An approach to the synthesis of the polyacetate tumor promoter aplysiatoxin is described. The spiroketal framework was convergently constructed in a heteroatom Diels-Alder reaction between an enol ether and a vinyl ketone. The desired spirocenter stereochemistry was obtained by acid-catalyzed isomerization to the less sterically encumbered spiroketal. Subsequent manipulation provided diastereomeric 9-hydroxy derivatives (aplysiatoxin numbering) epimeric at C-15. These spiroketal alcohols were envisaged as key intermediates for attempted introduction of the C-3 lactol, as well as for appendage of the 12-membered bis(lactone). Attempted transannular remote oxidation using the derived C-9 alkoxy radical failed, however, to introduce the lactol. The 9-hydroxy derivatives were efficiently converted into bis(acetones), utilizing the photodeprotection of a nitrobenzyl ether as a key step.
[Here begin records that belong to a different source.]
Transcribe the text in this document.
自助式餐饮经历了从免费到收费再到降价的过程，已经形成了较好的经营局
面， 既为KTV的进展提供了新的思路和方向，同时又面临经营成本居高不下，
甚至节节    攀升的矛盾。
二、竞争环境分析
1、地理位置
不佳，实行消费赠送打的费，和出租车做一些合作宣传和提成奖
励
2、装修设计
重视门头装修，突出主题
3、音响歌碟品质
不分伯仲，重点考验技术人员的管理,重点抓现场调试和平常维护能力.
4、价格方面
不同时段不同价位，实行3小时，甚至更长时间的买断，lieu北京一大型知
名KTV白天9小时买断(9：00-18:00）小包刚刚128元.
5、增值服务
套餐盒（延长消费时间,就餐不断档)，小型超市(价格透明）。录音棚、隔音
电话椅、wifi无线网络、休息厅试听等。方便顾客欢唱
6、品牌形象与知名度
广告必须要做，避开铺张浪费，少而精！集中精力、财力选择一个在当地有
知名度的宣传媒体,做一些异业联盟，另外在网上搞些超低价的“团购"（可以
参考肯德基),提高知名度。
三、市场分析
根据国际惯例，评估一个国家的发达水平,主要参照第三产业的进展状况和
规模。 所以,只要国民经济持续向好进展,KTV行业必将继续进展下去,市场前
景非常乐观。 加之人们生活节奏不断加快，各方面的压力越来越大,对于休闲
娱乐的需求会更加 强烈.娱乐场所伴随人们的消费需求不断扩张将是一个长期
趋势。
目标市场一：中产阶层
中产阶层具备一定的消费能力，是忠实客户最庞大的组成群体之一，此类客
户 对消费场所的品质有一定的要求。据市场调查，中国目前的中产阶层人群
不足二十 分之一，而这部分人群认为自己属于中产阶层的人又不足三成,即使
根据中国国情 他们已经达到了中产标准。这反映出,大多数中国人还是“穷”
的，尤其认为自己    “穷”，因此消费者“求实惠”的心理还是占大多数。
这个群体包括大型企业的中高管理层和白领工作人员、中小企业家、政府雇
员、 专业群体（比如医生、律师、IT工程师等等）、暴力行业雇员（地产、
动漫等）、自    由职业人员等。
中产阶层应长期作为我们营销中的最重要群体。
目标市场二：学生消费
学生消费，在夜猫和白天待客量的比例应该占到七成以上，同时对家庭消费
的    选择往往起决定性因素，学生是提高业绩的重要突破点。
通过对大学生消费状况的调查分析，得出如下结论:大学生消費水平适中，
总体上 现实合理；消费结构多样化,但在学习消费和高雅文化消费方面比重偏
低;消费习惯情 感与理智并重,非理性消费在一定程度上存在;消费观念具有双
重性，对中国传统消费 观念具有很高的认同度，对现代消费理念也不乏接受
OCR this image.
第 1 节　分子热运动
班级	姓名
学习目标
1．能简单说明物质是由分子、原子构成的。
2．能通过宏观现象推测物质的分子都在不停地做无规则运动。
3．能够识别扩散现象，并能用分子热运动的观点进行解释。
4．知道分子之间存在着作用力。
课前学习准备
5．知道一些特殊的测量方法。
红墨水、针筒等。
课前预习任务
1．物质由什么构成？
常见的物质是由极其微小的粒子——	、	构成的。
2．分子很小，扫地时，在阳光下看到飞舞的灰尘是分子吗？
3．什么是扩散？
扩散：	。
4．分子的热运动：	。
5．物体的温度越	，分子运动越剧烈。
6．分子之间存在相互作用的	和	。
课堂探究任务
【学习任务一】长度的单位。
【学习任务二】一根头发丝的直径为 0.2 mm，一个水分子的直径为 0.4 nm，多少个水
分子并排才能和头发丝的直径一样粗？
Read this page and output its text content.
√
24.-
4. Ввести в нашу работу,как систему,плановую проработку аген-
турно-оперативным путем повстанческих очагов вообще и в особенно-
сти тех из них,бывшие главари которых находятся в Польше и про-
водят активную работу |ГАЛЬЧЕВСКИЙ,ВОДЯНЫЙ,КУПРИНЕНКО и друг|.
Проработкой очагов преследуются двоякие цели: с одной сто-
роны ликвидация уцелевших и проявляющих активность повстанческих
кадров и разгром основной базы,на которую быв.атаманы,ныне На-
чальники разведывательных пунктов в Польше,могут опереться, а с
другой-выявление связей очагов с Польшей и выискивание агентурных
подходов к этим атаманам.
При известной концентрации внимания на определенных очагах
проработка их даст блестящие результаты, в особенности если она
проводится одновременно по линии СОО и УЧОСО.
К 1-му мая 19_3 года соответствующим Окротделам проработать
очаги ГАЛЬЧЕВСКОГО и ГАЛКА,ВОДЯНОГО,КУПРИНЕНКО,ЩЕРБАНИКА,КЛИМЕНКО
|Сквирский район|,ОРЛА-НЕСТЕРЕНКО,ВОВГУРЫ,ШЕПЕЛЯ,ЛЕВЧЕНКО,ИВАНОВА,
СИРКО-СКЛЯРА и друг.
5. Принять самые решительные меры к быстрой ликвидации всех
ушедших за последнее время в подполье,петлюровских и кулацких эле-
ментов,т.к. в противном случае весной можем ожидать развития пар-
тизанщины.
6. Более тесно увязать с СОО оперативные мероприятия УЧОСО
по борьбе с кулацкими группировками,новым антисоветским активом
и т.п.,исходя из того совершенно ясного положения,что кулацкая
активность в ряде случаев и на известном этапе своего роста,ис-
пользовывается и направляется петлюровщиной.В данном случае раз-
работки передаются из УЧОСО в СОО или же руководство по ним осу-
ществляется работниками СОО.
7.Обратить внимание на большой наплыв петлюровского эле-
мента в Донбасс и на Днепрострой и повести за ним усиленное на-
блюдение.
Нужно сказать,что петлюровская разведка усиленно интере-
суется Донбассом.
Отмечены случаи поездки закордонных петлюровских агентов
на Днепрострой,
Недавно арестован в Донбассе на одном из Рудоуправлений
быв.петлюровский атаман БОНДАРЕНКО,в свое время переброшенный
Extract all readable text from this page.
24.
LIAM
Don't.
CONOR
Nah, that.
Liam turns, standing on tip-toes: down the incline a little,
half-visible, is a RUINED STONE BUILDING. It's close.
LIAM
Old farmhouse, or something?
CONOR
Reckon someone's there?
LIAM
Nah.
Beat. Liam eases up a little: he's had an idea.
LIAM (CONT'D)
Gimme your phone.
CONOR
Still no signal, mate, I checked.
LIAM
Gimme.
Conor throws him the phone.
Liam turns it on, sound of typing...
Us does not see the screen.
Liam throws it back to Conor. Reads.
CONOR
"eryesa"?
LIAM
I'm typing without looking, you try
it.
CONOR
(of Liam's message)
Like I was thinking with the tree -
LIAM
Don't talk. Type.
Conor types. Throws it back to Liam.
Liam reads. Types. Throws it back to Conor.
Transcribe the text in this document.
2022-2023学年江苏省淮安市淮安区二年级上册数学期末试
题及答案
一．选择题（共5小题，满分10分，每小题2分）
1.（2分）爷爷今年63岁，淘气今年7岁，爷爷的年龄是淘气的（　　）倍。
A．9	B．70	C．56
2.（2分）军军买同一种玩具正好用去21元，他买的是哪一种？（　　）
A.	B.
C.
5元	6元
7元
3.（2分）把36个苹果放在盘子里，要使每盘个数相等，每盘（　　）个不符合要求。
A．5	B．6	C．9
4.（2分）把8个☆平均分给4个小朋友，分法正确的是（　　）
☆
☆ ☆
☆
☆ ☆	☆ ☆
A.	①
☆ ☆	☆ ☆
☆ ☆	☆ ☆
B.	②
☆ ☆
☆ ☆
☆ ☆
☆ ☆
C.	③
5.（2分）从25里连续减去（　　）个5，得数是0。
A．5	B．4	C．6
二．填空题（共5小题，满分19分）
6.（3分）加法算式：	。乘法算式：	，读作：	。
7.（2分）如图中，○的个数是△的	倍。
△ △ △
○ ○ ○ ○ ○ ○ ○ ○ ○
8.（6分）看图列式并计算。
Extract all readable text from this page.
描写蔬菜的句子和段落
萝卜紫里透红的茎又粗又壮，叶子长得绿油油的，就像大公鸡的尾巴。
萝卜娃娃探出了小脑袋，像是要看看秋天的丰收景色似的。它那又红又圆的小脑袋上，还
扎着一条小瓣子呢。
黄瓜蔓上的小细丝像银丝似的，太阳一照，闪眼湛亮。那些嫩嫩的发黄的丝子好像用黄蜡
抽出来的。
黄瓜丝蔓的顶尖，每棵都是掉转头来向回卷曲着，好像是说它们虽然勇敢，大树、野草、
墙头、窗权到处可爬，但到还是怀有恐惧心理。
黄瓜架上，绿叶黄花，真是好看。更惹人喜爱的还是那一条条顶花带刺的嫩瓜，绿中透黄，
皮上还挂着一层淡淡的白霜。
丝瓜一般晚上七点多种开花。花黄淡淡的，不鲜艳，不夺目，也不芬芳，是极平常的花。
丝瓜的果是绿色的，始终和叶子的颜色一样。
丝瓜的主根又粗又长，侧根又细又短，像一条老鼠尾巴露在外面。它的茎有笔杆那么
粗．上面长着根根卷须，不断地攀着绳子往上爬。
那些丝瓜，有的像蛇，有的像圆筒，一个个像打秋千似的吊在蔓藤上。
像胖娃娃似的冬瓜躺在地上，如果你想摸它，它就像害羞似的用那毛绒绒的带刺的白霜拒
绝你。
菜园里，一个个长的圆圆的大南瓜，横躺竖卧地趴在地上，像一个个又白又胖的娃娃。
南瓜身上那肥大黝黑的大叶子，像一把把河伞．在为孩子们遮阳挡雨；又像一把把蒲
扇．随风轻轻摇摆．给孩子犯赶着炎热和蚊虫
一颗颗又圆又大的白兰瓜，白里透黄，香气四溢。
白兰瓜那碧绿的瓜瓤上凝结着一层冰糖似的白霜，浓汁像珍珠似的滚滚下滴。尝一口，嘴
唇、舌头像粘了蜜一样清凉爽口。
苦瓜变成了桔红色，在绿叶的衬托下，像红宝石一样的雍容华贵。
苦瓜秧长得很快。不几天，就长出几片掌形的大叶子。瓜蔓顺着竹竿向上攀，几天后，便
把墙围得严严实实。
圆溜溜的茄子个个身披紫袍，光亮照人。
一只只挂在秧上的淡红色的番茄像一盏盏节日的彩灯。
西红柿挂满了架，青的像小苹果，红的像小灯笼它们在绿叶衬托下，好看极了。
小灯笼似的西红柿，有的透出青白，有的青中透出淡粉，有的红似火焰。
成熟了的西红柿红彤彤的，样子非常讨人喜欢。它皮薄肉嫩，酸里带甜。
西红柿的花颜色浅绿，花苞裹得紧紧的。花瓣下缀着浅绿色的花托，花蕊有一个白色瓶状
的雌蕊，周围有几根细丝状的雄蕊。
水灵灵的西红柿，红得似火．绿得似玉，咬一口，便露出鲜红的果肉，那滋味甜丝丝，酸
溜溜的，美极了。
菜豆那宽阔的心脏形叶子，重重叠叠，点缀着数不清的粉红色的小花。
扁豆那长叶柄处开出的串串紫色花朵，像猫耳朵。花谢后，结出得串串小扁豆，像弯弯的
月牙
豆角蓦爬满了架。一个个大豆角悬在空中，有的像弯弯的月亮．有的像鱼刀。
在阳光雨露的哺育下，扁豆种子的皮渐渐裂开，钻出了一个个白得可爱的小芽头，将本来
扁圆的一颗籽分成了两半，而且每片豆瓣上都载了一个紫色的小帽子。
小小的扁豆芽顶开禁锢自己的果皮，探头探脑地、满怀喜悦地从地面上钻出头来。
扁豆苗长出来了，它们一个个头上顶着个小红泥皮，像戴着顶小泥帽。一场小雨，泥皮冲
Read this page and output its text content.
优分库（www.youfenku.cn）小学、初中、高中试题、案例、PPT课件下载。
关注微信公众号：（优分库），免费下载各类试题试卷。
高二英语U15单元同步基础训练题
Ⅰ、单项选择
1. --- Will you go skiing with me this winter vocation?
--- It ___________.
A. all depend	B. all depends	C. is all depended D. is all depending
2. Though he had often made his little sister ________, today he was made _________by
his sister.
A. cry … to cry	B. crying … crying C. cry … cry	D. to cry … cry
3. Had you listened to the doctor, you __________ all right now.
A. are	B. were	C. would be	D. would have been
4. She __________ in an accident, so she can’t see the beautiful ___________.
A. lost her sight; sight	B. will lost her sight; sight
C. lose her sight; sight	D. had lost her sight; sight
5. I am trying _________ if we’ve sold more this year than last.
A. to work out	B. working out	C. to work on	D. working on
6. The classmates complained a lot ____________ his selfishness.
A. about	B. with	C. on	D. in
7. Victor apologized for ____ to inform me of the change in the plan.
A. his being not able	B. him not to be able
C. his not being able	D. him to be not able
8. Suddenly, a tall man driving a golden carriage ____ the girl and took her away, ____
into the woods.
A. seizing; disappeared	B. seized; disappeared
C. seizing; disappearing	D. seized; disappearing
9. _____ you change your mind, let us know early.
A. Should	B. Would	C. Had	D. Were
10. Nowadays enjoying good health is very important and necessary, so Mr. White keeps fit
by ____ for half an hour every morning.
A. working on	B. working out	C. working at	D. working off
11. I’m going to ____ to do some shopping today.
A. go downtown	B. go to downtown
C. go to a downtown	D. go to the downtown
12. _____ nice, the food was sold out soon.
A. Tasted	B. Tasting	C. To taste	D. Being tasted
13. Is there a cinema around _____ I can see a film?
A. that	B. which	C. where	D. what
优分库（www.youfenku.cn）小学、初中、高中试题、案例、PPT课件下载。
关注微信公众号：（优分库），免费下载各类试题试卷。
Bromination and deprotection afforded both possible C-15 epimers of 3-desoxyaplysiatoxin-20-O methyl ether. Circular dichroism spectra of synthetic intermediates provided a means of distinguishing the diastereomer with the natural C-15 stereochemistry. Nuclear Overhauser effect difference spectra on the bis(lactones) showed signal enhancement within the rigid spiroketal framework consistent with those reported for derivatives of the natural product.